Д: Это какое-то чудовищное…

С: Молчать! Вы вели двойную игру! Розенкрейцера Белюстина арестовывали три раза — и каждый раз выпускали, потому что приходил приказ сверху! Розенкрейцер Белюстин оказывался вдруг ценнейшим сотрудником Беловым! Ни в чем не повинные сотрудники правопорядка, честно выполнявшие свою работу, получали выговоры, получали сроки! А ценнейший сотрудник Белов выходил на свободу — чтобы снова играть в графа Сен-Жермена! Тогда, в сороковом, вас взяли в последний раз. Как Белюстина. Белюстин проходил по делу востоковедов. Белюстин обвинялся в шпионаже. Белюстину грозила вышка. Но, как всегда, пришел приказ сверху. Вместо вышки Белюстин получил десять лет лагерей. Белюстин отправился в лагеря, где мистическим образом исчез… Ну а как же иначе? Он же был маг все-таки… А вот генерал Белов — генерал Белов продолжил трудиться в поте лица своего…

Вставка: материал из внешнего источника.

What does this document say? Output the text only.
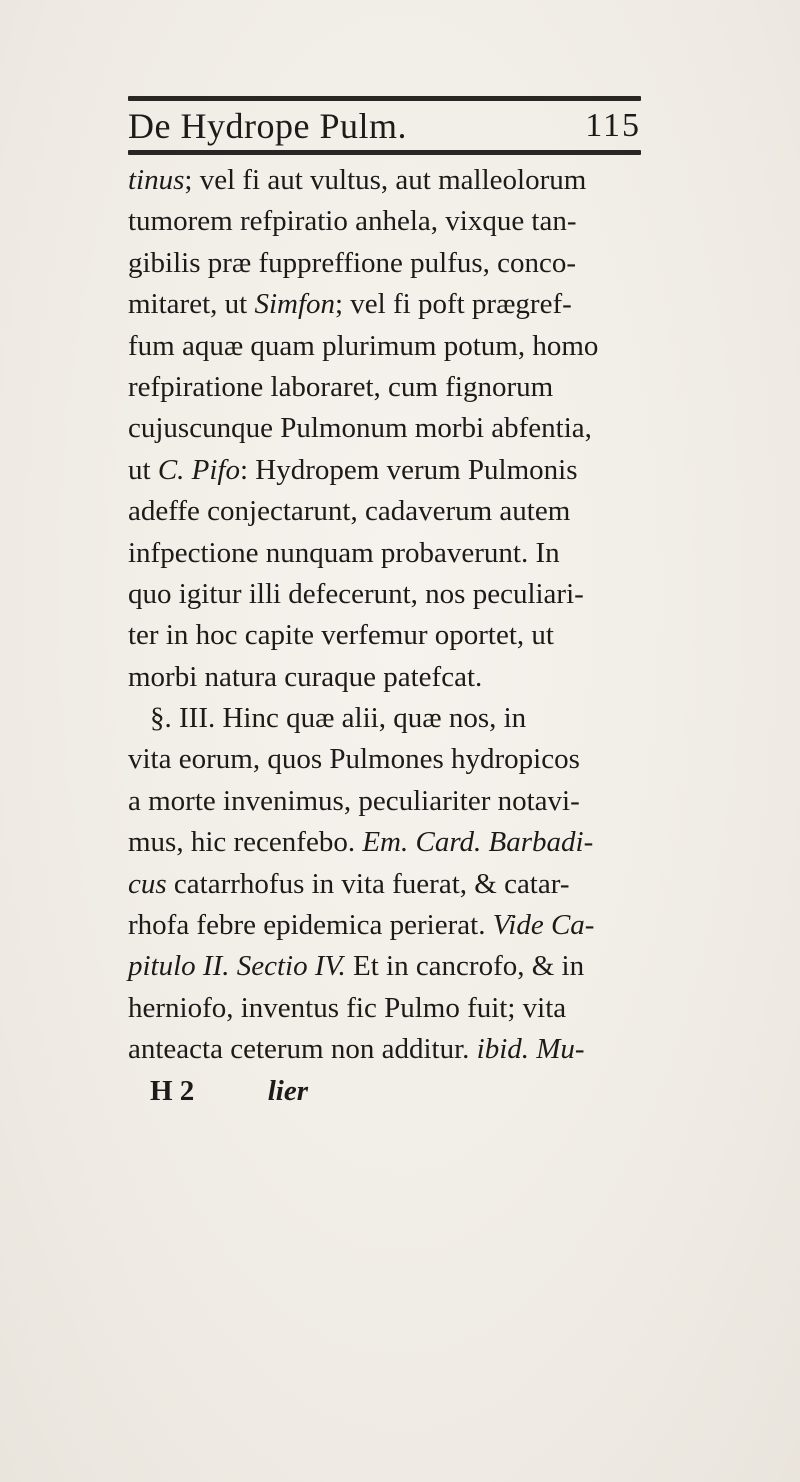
De Hydrope Pulm.	115
tinus; vel fi aut vultus, aut malleolorum
tumorem refpiratio anhela, vixque tan-
gibilis præ fuppreffione pulfus, conco-
mitaret, ut Simfon; vel fi poft prægref-
fum aquæ quam plurimum potum, homo
refpiratione laboraret, cum fignorum
cujuscunque Pulmonum morbi abfentia,
ut C. Pifo: Hydropem verum Pulmonis
adeffe conjectarunt, cadaverum autem
infpectione nunquam probaverunt. In
quo igitur illi defecerunt, nos peculiari-
ter in hoc capite verfemur oportet, ut
morbi natura curaque patefcat.
§. III. Hinc quæ alii, quæ nos, in
vita eorum, quos Pulmones hydropicos
a morte invenimus, peculiariter notavi-
mus, hic recenfebo. Em. Card. Barbadi-
cus catarrhofus in vita fuerat, & catar-
rhofa febre epidemica perierat. Vide Ca-
pitulo II. Sectio IV. Et in cancrofo, & in
herniofo, inventus fic Pulmo fuit; vita
anteacta ceterum non additur. ibid. Mu-
H 2	lier
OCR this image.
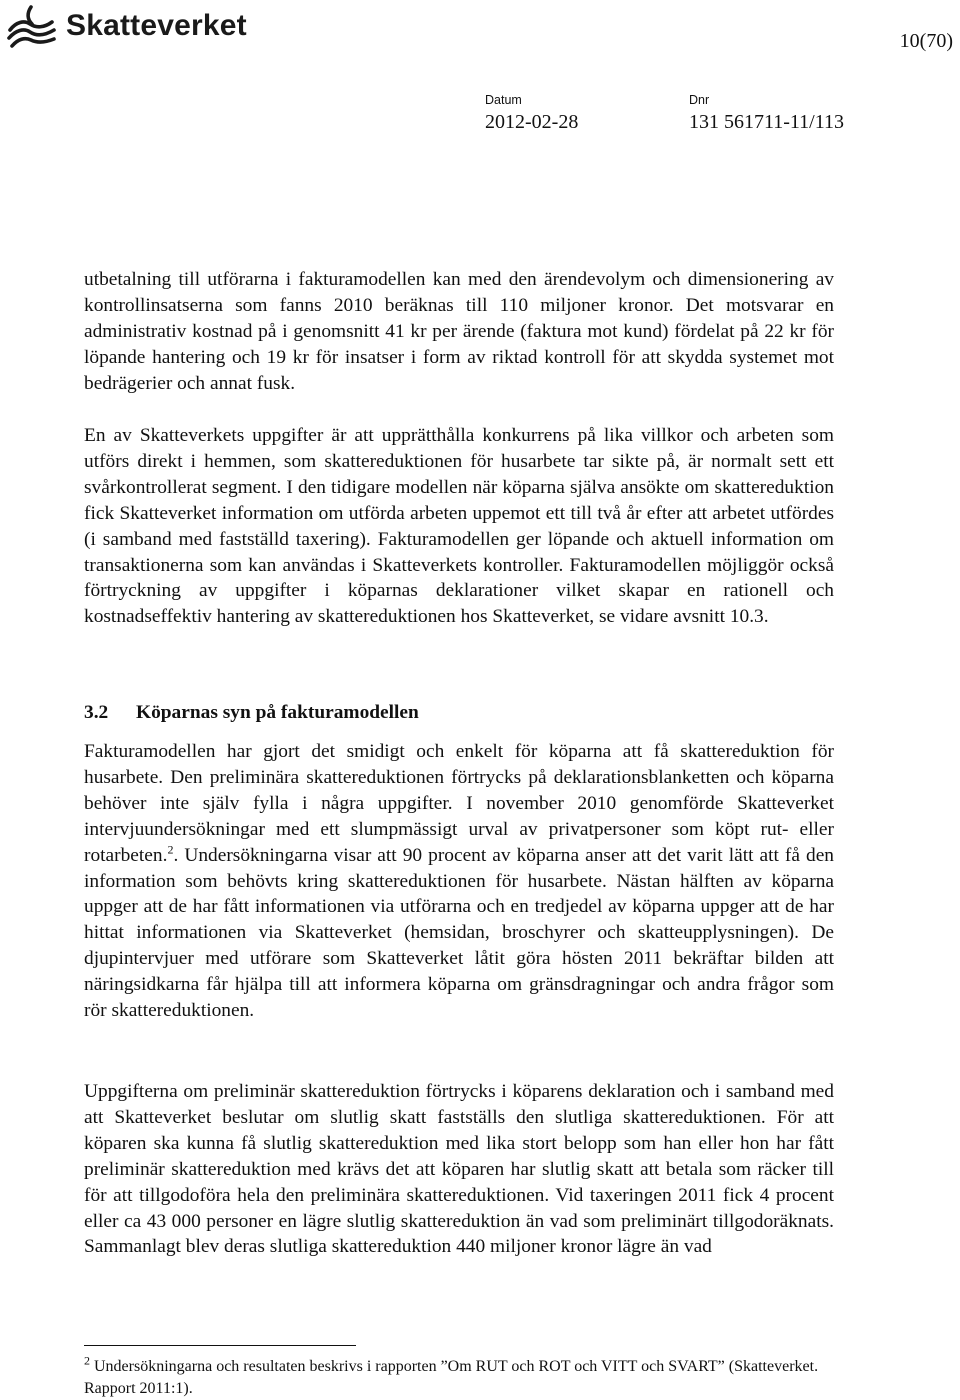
Skatteverket	10(70)
Datum
2012-02-28
Dnr
131 561711-11/113

utbetalning till utförarna i fakturamodellen kan med den ärendevolym och dimensionering av kontrollinsatserna som fanns 2010 beräknas till 110 miljoner kronor. Det motsvarar en administrativ kostnad på i genomsnitt 41 kr per ärende (faktura mot kund) fördelat på 22 kr för löpande hantering och 19 kr för insatser i form av riktad kontroll för att skydda systemet mot bedrägerier och annat fusk.

En av Skatteverkets uppgifter är att upprätthålla konkurrens på lika villkor och arbeten som utförs direkt i hemmen, som skattereduktionen för husarbete tar sikte på, är normalt sett ett svårkontrollerat segment. I den tidigare modellen när köparna själva ansökte om skattereduktion fick Skatteverket information om utförda arbeten uppemot ett till två år efter att arbetet utfördes (i samband med fastställd taxering). Fakturamodellen ger löpande och aktuell information om transaktionerna som kan användas i Skatteverkets kontroller. Fakturamodellen möjliggör också förtryckning av uppgifter i köparnas deklarationer vilket skapar en rationell och kostnadseffektiv hantering av skattereduktionen hos Skatteverket, se vidare avsnitt 10.3.

3.2 Köparnas syn på fakturamodellen

Fakturamodellen har gjort det smidigt och enkelt för köparna att få skattereduktion för husarbete. Den preliminära skattereduktionen förtrycks på deklarationsblanketten och köparna behöver inte själv fylla i några uppgifter. I november 2010 genomförde Skatteverket intervjuundersökningar med ett slumpmässigt urval av privatpersoner som köpt rut- eller rotarbeten.$^2$. Undersökningarna visar att 90 procent av köparna anser att det varit lätt att få den information som behövts kring skattereduktionen för husarbete. Nästan hälften av köparna uppger att de har fått informationen via utförarna och en tredjedel av köparna uppger att de har hittat informationen via Skatteverket (hemsidan, broschyrer och skatteupplysningen). De djupintervjuer med utförare som Skatteverket låtit göra hösten 2011 bekräftar bilden att näringsidkarna får hjälpa till att informera köparna om gränsdragningar och andra frågor som rör skattereduktionen.

Uppgifterna om preliminär skattereduktion förtrycks i köparens deklaration och i samband med att Skatteverket beslutar om slutlig skatt fastställs den slutliga skattereduktionen. För att köparen ska kunna få slutlig skattereduktion med lika stort belopp som han eller hon har fått preliminär skattereduktion med krävs det att köparen har slutlig skatt att betala som räcker till för att tillgodoföra hela den preliminära skattereduktionen. Vid taxeringen 2011 fick 4 procent eller ca 43 000 personer en lägre slutlig skattereduktion än vad som preliminärt tillgodoräknats. Sammanlagt blev deras slutliga skattereduktion 440 miljoner kronor lägre än vad

$^2$ Undersökningarna och resultaten beskrivs i rapporten ”Om RUT och ROT och VITT och SVART” (Skatteverket. Rapport 2011:1).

Д: Все, что вы говорите, не имеет никакого…

С: Быть Белюстиным для вас стало слишком опасно, не правда ли? С тридцать седьмого по сороковой были расстреляны почти все ваши высокопоставленные «опекуны»! Игра не стоила свеч! Тогда, в сороковом, вы решили отказаться от личины Белюстина. Вы стали просто Беловым. Так? Так, я вас спрашиваю?! Молчите, генерал?… Может быть, ждете, что придет приказ сверху — «освободить», как обычно? Не придет, не мечтайте… Теперь только мы. Честные и беспристрастные защитники советской страны.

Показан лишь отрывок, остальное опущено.